Now let $v = (1,1,1)^{T}$, then it is easily computed mentally that $Mv = (2,7,-3)^T$ and $M^2v = (4,24,-11)^T$. So we have \begin{align*} M^{2013}\cdot v &= aM^2v + bMv\\ &= a(2,7,-3)^T + b(4,-24,-11)^T.\\ \end{align*}

Since the values for $a,b$ were found above, I see no reason to simplify further.

A huge thanks to @yixing for the suggestion of this method. The method is considerably faster than computing an inverse by hand, and is actually quite robust.

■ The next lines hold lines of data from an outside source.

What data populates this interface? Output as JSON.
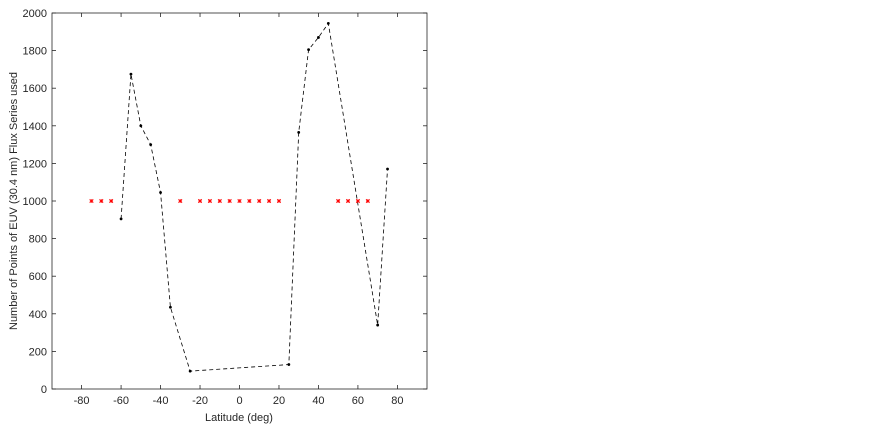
{
  "chart_data": {
    "type": "line",
    "xlabel": "Latitude (deg)",
    "ylabel": "Number of Points of EUV (30.4 nm) Flux Series used",
    "xlim": [
      -95,
      95
    ],
    "xticks": [
      -80,
      -60,
      -40,
      -20,
      0,
      20,
      40,
      60,
      80
    ],
    "ylim": [
      0,
      2000
    ],
    "yticks": [
      0,
      200,
      400,
      600,
      800,
      1000,
      1200,
      1400,
      1600,
      1800,
      2000
    ],
    "series": [
      {
        "color": "#000000",
        "line": "dashed",
        "marker": "dot",
        "x": [
          -60,
          -55,
          -50,
          -45,
          -40,
          -35,
          -25,
          25,
          30,
          35,
          40,
          45,
          70,
          75
        ],
        "values": [
          905,
          1675,
          1400,
          1300,
          1045,
          435,
          95,
          130,
          1365,
          1805,
          1870,
          1945,
          340,
          1170
        ]
      },
      {
        "color": "#ff0000",
        "line": "none",
        "marker": "star",
        "x": [
          -75,
          -70,
          -65,
          -30,
          -20,
          -15,
          -10,
          -5,
          0,
          5,
          10,
          15,
          20,
          50,
          55,
          60,
          65
        ],
        "values": [
          1000,
          1000,
          1000,
          1000,
          1000,
          1000,
          1000,
          1000,
          1000,
          1000,
          1000,
          1000,
          1000,
          1000,
          1000,
          1000,
          1000
        ]
      }
    ]
  }
}
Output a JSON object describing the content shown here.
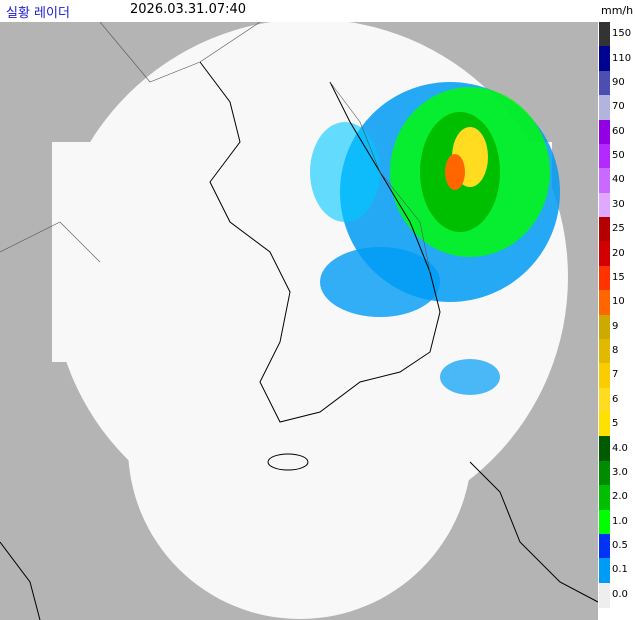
{
  "header": {
    "title": "실황 레이더",
    "time": "2026.03.31.07:40"
  },
  "legend": {
    "unit": "mm/h",
    "items": [
      {
        "label": "150",
        "color": "#333333"
      },
      {
        "label": "110",
        "color": "#000390"
      },
      {
        "label": "90",
        "color": "#4c4eb1"
      },
      {
        "label": "70",
        "color": "#b3b4de"
      },
      {
        "label": "60",
        "color": "#9300e4"
      },
      {
        "label": "50",
        "color": "#b329ff"
      },
      {
        "label": "40",
        "color": "#c969ff"
      },
      {
        "label": "30",
        "color": "#e0a9ff"
      },
      {
        "label": "25",
        "color": "#b40000"
      },
      {
        "label": "20",
        "color": "#d20000"
      },
      {
        "label": "15",
        "color": "#ff3200"
      },
      {
        "label": "10",
        "color": "#ff6600"
      },
      {
        "label": "9",
        "color": "#ccaa00"
      },
      {
        "label": "8",
        "color": "#e0b900"
      },
      {
        "label": "7",
        "color": "#f9cd00"
      },
      {
        "label": "6",
        "color": "#ffdc1f"
      },
      {
        "label": "5",
        "color": "#ffe100"
      },
      {
        "label": "4.0",
        "color": "#005a00"
      },
      {
        "label": "3.0",
        "color": "#008c00"
      },
      {
        "label": "2.0",
        "color": "#00be00"
      },
      {
        "label": "1.0",
        "color": "#00ff00"
      },
      {
        "label": "0.5",
        "color": "#0033f5"
      },
      {
        "label": "0.1",
        "color": "#009bf5"
      },
      {
        "label": "0.0",
        "color": "#eeeeee"
      }
    ]
  }
}
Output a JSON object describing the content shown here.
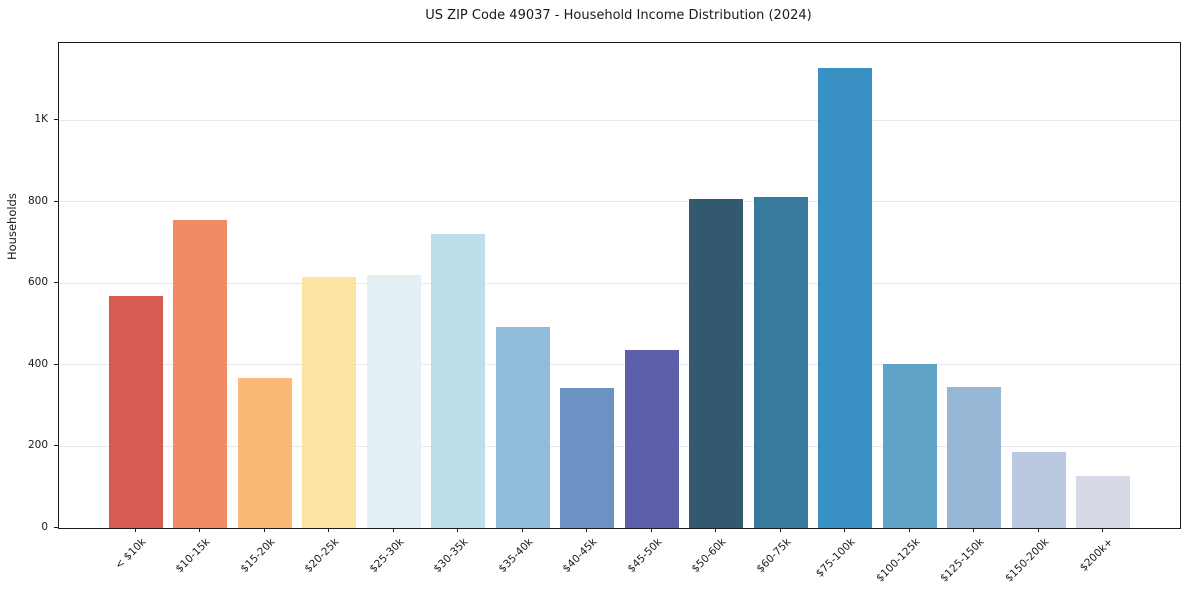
{
  "title": "US ZIP Code 49037 - Household Income Distribution (2024)",
  "ylabel": "Households",
  "chart_data": {
    "type": "bar",
    "title": "US ZIP Code 49037 - Household Income Distribution (2024)",
    "xlabel": "",
    "ylabel": "Households",
    "categories": [
      "< $10k",
      "$10-15k",
      "$15-20k",
      "$20-25k",
      "$25-30k",
      "$30-35k",
      "$35-40k",
      "$40-45k",
      "$45-50k",
      "$50-60k",
      "$60-75k",
      "$75-100k",
      "$100-125k",
      "$125-150k",
      "$150-200k",
      "$200k+"
    ],
    "values": [
      570,
      755,
      368,
      615,
      621,
      722,
      492,
      344,
      438,
      807,
      813,
      1128,
      403,
      345,
      187,
      128
    ],
    "bar_colors": [
      "#d65b52",
      "#f28a68",
      "#fbb877",
      "#fde3a2",
      "#e4f0f4",
      "#bfdeeb",
      "#90bcda",
      "#6b92c3",
      "#5c5ea9",
      "#33596e",
      "#38799e",
      "#3890c3",
      "#5fa4c8",
      "#96b7d4",
      "#bac8e0",
      "#d7d9e6"
    ],
    "ylim": [
      0,
      1190
    ],
    "ytick_values": [
      0,
      200,
      400,
      600,
      800,
      1000
    ],
    "ytick_labels": [
      "0",
      "200",
      "400",
      "600",
      "800",
      "1K"
    ],
    "xtick_rotation_deg": 45,
    "grid": "horizontal",
    "gridline_color": "#e8e8ec",
    "legend": "none",
    "background": "#ffffff",
    "axis_color": "#1a1a1a"
  }
}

Here is a slightly different approach. In part 2, you have already determined that $M$ has three distinct eigenvalues $2, 3, 0$. Therefore $M$ is diagonalisable and by Lagrange interpolation, \begin{align} M^{2013} &=2^{2013}\frac{M-0}{2-0}\frac{M-3}{2-3} + 3^{2013}\frac{M-2}{3-2}\frac{M-0}{3-0}\\ &=3^{2012}(M^2-2M)-2^{2012}(M^2-3M). \end{align} Now, by direct calculation, $$ u:=M\pmatrix{1\\ 1\\ 1}=\pmatrix{2\\ 7\\ -3}, \quad v:=M^2\pmatrix{1\\ 1\\ 1}=M\pmatrix{2\\ 7\\ -3}=\pmatrix{4\\ 24\\ -11}. $$ Therefore \begin{align} M^{2013}\pmatrix{1\\ 1\\ 1} &=3^{2012}(v-2u)-2^{2012}(v-3u)\\ &=3^{2012}\pmatrix{0\\ 10\\ -5}-2^{2012}\pmatrix{-2\\ 3\\ -2}. \end{align} Neither $M^{2013}$ nor any eigenvector of $M$ are needed here. There is also no need to solve any messy system of equations. Computations are few and much less error-prone.